Por seu turno, a personagem Iron
Korom não vê problemas ou tensões em seu projeto de filmar
no limite da morte. Afinal, para ele a câmara é um instrumento
privilegiado para retratar esse tema:
Estou
convencido da importância de meu filme. A televisão é o primeiro
veículo da História das Artes que nos oferece a possibilidade
de apresentar, aos espectadores, pacientes que sofrem de doenças
incuráveis, de tal modo que a filmagem de seus momentos mais
dramáticos pode tornar-se um bem público para milhões de pessoas.
Gostaria de levar minha tarefa a cabo com tato suficiente
para evitar todos e quaisquer efeitos chocantes, sem ofender
a sensibilidade ou o bom gosto dos espectadores. (ER, p.14)
O jovem diretor demonstra uma
crença, ingênua no poder da imagem-movimento em provocar uma
"impressão de realidade", "um sopro de autenticidade",
sem se ocupar, entretanto, em pensar se tal representação
"imediata" é desejável. Além disso, dentro do recorte
proposto pela personagem, não há lugar para a representação
da dor extrema, para além de sua contenção estóica. Esses
e outros impasses do projeto de Iron Korom serão colocados
em questão pela voz narrativa. Se o diretor procura, o tempo
todo, marcar a objetividade documental de sua realização,
o narrador, muitas vezes nas entrelinhas, desvela a falácia
de tal empreendimento, denunciando a construção e manipulação
das cenas: filma-se, corta-se, monta-se como numa ficção,
há o caráter de repetição para câmara de muitas passagens;
a morte transmuta-se em pose. Enfim, o poder de objetividade
documental da imagem-movimento revela-se mais um logro que
um ganho.
Talvez seja por isso que a novela
de István Örkény assuma a forma de um making of, um
documentário do documentário: o filme, a narrativa em processo
e em julgamento, e não o formato de algo concluso, como a
constatação de um veredicto. Assim, a própria conformação
da narrativa, ao colocar a representação hiper-realista em
xeque, alude a uma possibilidade outra de representação da
experiência da morte.
Tomado como marca registrada das
narrativas de Örkény, o humor também se encontra presente
em "A exposição das rosas". Mas, diferente do humor
irônico e corrosivo de "A família Thót", aqui, ele
é perpassado por um tom melancólico.
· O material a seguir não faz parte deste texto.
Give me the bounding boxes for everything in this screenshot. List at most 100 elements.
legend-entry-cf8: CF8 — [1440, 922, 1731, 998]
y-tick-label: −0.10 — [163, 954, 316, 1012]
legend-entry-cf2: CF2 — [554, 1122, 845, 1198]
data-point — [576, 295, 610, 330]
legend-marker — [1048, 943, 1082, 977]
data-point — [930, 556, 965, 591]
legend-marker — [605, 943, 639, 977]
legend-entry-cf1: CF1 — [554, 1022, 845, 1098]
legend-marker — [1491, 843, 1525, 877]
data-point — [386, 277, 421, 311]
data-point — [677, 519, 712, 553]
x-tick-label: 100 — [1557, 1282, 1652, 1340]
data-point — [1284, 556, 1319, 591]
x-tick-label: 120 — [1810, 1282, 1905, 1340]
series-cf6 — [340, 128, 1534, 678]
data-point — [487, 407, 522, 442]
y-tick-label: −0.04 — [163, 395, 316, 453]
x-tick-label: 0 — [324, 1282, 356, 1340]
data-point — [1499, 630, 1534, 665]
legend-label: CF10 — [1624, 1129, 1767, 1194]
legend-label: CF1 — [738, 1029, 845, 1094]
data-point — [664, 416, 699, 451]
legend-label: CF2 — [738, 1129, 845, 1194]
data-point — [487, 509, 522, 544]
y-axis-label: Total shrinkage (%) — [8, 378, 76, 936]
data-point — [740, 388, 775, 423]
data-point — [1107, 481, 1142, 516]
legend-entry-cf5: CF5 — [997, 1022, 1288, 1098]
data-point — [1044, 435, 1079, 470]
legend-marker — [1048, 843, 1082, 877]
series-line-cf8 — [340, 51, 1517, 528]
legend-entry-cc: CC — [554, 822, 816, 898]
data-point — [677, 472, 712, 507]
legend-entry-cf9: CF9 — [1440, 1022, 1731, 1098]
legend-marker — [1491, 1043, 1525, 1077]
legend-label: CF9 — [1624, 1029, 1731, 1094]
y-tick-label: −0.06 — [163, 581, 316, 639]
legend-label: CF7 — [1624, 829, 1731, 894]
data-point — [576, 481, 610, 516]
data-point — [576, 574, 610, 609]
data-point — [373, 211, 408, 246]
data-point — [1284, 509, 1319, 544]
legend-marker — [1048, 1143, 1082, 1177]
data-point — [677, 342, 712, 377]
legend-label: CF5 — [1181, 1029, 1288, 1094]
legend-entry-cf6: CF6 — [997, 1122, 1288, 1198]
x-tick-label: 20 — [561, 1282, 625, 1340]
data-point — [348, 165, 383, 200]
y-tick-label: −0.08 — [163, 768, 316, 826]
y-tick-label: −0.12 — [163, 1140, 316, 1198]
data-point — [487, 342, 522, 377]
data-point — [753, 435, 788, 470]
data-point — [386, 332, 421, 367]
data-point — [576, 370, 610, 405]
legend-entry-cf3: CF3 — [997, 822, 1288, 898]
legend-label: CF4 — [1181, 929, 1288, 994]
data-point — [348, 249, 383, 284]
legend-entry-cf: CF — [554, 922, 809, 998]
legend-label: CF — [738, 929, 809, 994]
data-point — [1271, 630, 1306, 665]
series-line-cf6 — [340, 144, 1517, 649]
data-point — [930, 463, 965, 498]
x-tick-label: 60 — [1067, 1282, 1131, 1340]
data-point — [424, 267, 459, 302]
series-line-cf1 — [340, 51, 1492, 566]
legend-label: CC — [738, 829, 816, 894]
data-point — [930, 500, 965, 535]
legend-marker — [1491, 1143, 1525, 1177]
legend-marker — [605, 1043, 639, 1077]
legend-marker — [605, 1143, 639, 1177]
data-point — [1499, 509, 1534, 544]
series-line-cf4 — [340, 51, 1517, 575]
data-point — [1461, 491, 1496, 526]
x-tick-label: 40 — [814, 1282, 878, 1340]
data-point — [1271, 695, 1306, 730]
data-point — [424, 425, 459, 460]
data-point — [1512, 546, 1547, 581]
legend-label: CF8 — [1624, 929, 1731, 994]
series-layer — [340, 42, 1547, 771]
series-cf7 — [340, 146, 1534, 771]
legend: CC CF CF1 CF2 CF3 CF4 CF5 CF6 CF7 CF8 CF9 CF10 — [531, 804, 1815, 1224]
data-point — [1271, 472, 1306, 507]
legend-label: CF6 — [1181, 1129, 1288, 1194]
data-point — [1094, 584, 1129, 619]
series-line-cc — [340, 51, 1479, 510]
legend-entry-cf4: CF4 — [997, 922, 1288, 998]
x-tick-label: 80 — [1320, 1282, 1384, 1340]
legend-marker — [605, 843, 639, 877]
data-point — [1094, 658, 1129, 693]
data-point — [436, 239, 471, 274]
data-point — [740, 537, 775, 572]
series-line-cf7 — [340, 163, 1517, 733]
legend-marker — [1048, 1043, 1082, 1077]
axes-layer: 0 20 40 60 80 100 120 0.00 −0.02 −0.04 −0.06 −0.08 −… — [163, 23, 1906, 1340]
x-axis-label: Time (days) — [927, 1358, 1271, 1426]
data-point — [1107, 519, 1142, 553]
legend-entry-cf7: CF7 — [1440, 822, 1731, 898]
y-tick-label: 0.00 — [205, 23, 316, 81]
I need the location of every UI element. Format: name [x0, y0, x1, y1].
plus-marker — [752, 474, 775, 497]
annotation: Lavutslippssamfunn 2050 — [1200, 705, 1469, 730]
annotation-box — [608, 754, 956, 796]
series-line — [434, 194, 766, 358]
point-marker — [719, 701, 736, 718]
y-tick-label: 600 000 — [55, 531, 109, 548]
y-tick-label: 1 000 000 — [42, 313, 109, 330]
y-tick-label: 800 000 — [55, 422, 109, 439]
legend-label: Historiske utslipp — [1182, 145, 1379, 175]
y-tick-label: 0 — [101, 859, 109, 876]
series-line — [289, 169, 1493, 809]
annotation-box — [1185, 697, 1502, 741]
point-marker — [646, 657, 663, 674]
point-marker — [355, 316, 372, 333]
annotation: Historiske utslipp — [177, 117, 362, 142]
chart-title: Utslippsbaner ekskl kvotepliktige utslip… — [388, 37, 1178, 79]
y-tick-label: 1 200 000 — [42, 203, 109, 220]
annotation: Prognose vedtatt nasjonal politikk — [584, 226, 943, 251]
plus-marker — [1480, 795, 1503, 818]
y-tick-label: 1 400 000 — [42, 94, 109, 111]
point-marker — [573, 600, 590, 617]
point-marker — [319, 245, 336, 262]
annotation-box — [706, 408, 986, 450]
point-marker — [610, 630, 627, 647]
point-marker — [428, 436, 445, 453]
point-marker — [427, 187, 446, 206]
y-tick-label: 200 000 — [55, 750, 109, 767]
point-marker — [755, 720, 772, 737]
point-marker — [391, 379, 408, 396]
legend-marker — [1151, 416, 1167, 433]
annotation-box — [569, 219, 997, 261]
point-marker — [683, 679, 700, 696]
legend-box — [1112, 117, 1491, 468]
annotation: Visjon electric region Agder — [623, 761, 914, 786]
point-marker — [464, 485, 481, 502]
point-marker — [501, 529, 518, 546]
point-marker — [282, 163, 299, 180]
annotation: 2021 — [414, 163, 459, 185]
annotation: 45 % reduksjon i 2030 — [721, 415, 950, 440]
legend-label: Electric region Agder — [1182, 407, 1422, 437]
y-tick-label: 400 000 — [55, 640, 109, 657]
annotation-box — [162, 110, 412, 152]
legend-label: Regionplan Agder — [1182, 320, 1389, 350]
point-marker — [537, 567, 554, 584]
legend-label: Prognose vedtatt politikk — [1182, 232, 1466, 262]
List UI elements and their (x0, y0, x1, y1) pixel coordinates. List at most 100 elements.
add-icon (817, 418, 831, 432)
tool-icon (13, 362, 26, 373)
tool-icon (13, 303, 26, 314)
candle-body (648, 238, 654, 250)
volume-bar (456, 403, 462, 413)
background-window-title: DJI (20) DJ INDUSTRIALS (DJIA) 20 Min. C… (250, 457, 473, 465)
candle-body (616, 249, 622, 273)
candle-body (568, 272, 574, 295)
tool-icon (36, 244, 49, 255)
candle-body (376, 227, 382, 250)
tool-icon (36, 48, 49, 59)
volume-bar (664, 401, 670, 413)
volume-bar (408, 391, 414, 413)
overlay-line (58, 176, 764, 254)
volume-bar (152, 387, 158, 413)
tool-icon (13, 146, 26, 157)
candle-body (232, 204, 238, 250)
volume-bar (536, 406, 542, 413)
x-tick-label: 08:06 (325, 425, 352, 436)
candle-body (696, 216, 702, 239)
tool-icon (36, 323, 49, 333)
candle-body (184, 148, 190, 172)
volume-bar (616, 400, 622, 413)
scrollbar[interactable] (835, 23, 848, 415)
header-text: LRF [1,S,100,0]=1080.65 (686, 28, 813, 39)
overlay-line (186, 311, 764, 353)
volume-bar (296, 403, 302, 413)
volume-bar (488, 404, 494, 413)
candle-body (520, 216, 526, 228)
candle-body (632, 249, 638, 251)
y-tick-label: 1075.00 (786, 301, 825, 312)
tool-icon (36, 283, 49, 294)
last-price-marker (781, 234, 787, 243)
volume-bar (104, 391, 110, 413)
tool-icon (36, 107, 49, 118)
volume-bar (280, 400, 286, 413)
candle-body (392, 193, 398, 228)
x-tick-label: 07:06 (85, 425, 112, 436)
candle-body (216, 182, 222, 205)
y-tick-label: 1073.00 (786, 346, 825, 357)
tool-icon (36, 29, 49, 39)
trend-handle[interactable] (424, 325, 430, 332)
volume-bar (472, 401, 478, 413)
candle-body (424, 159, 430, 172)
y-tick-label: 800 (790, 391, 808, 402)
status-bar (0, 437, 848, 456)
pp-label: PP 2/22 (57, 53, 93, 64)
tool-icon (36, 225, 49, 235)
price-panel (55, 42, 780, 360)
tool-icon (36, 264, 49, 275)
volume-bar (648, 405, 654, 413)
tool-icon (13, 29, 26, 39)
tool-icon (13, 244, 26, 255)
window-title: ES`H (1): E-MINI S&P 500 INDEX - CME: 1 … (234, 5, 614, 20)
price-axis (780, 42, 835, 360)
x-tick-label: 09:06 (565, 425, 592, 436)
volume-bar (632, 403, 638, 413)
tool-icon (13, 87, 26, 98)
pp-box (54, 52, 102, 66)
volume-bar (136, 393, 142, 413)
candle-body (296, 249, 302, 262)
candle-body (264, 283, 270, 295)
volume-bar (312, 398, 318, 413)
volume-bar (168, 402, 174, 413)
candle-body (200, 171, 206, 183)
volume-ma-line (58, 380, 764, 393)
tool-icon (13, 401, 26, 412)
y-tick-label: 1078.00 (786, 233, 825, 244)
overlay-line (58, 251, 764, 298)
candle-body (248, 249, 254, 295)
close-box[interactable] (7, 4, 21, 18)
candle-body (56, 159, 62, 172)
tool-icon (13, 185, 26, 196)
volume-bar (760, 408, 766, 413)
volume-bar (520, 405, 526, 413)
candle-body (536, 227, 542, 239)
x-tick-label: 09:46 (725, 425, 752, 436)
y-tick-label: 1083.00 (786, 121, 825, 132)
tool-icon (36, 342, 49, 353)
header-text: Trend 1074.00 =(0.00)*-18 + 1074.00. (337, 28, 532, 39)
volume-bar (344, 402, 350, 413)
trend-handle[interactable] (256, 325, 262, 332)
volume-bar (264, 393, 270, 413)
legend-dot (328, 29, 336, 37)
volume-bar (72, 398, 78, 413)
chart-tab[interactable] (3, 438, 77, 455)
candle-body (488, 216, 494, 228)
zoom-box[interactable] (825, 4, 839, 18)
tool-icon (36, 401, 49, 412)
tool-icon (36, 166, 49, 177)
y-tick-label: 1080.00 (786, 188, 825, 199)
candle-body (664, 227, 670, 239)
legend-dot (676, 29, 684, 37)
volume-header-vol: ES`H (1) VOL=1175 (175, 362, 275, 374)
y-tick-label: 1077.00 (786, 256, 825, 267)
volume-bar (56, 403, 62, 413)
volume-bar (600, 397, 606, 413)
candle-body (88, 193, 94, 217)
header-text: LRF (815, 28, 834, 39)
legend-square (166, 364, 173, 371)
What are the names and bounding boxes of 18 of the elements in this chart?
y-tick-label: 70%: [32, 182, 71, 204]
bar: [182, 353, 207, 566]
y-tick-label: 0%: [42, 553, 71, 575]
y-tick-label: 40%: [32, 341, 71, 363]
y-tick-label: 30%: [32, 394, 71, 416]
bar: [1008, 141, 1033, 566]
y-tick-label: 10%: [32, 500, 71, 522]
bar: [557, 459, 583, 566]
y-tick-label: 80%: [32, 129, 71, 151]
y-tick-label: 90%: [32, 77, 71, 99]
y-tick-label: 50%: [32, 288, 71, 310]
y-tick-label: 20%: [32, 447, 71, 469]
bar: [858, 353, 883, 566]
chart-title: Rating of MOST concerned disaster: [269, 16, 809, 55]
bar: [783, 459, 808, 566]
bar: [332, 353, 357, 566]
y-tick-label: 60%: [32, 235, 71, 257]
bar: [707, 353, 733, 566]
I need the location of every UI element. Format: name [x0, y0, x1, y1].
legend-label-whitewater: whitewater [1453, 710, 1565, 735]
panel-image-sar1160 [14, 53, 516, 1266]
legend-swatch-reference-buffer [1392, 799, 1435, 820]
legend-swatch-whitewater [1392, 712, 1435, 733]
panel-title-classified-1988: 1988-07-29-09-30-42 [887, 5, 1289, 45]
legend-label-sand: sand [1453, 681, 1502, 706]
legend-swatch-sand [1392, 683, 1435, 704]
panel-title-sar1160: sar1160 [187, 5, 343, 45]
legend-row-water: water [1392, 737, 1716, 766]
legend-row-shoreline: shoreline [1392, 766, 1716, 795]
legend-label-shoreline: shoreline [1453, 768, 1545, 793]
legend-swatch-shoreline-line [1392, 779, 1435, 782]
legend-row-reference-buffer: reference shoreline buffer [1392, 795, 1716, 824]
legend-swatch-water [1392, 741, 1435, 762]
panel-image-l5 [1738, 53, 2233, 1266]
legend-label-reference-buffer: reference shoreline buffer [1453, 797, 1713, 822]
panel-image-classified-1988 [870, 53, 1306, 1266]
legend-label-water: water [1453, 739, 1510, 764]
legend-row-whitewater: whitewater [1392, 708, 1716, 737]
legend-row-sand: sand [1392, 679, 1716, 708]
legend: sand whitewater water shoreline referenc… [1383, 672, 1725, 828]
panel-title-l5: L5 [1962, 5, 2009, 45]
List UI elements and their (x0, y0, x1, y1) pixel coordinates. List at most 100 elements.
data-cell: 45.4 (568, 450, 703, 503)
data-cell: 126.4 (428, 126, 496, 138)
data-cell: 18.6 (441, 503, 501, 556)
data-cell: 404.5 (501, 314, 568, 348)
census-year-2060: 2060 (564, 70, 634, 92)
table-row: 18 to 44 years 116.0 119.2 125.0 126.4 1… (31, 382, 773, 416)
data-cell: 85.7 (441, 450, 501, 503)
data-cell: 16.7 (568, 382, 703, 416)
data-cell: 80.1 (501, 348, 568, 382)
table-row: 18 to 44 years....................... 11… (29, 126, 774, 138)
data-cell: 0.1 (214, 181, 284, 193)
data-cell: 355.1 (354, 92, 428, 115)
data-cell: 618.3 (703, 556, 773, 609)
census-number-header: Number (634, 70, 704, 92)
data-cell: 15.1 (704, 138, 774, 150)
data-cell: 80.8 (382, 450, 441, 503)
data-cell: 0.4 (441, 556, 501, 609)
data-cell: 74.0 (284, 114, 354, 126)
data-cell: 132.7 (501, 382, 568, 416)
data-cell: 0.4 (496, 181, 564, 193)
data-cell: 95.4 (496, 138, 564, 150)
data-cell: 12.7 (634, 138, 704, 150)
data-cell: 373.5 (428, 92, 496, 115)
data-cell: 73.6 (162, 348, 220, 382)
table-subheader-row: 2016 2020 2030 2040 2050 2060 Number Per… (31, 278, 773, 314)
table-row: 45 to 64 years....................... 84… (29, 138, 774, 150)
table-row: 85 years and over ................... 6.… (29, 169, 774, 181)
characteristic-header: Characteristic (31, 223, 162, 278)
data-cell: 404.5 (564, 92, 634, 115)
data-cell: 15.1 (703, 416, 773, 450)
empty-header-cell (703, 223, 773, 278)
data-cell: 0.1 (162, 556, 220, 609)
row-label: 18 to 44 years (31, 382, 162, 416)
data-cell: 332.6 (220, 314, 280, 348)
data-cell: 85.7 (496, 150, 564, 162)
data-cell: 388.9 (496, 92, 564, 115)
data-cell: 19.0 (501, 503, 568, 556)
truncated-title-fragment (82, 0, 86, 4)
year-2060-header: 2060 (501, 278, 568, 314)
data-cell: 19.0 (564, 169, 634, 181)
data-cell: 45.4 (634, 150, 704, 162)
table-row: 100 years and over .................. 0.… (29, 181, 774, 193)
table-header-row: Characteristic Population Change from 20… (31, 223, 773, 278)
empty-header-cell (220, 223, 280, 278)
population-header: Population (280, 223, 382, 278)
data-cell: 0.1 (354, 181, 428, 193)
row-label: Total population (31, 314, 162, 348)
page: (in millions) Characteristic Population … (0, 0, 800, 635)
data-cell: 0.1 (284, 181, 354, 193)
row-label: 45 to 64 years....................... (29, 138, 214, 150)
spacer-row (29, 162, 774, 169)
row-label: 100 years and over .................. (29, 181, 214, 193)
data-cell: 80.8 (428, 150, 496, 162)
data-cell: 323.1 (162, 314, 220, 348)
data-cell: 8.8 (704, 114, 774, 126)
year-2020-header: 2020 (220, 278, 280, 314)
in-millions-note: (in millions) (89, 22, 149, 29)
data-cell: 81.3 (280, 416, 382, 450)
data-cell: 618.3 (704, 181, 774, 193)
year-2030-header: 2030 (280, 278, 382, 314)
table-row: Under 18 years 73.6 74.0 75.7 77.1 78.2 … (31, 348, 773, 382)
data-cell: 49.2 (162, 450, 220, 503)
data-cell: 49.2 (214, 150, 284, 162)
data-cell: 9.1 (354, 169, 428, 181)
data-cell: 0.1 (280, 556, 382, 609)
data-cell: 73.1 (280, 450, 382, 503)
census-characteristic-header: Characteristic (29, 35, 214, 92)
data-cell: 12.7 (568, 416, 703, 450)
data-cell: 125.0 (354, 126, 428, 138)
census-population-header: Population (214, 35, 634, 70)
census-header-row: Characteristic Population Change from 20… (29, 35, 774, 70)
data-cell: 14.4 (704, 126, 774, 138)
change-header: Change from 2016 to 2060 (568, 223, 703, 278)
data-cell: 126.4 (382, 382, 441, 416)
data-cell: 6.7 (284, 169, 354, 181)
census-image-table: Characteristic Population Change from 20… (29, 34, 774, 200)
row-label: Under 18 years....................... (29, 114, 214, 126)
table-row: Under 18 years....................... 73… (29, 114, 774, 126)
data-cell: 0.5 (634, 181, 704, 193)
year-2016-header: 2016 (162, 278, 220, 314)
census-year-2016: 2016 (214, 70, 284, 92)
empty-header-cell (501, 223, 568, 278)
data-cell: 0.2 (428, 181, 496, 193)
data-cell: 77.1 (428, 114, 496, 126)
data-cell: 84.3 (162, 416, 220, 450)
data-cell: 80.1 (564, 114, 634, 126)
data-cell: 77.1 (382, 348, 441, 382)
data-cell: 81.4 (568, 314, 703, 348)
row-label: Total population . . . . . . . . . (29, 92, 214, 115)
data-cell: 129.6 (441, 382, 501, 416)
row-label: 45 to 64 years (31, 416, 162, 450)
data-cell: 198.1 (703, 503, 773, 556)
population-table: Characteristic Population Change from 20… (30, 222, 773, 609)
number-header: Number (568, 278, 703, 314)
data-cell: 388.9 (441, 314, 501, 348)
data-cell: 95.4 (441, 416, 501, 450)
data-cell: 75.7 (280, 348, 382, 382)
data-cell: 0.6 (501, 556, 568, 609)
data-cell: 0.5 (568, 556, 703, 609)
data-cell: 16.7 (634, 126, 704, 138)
Na verdade, alegria e
melancolia convivem justapostas na novela, o que nos leva
a retomar a noção de "alegria melancólica", desenvolvida
por Idelber Avelar:
Pois
é a alegria na melancolia – a alegria que deriva de que ainda
nos melancolizemos ante a barbárie política – que prova que
ainda não fomos narcotizados pela pilha de catástrofes a ponto
de tomá-las como naturais; pela mesma razão, é a melancolia
na alegria, o reconhecimento de um limite, uma impotência
fundamental da afirmação gaia o que evita que a alegria caia
na felicidade complacente própria dos que são cegos à catástrofe. [13]
Longe da felicidade complacente
dos cegos e dos crentes em finais redentores, István Örkény
arrisca-se a responder às questões colocadas no início desta
reflexão: como narrar horror? Como transmitir o ponto cego
de uma experiência para além da simples informação? O que
significa acertar as contas com o passado? Através do humor,
ora irônico, ora melancólico, do distanciamento e da invenção,
a sua literatura é um exercício lúcido de reinvenção da memória
como restituição, tarefa impossível, mas necessária.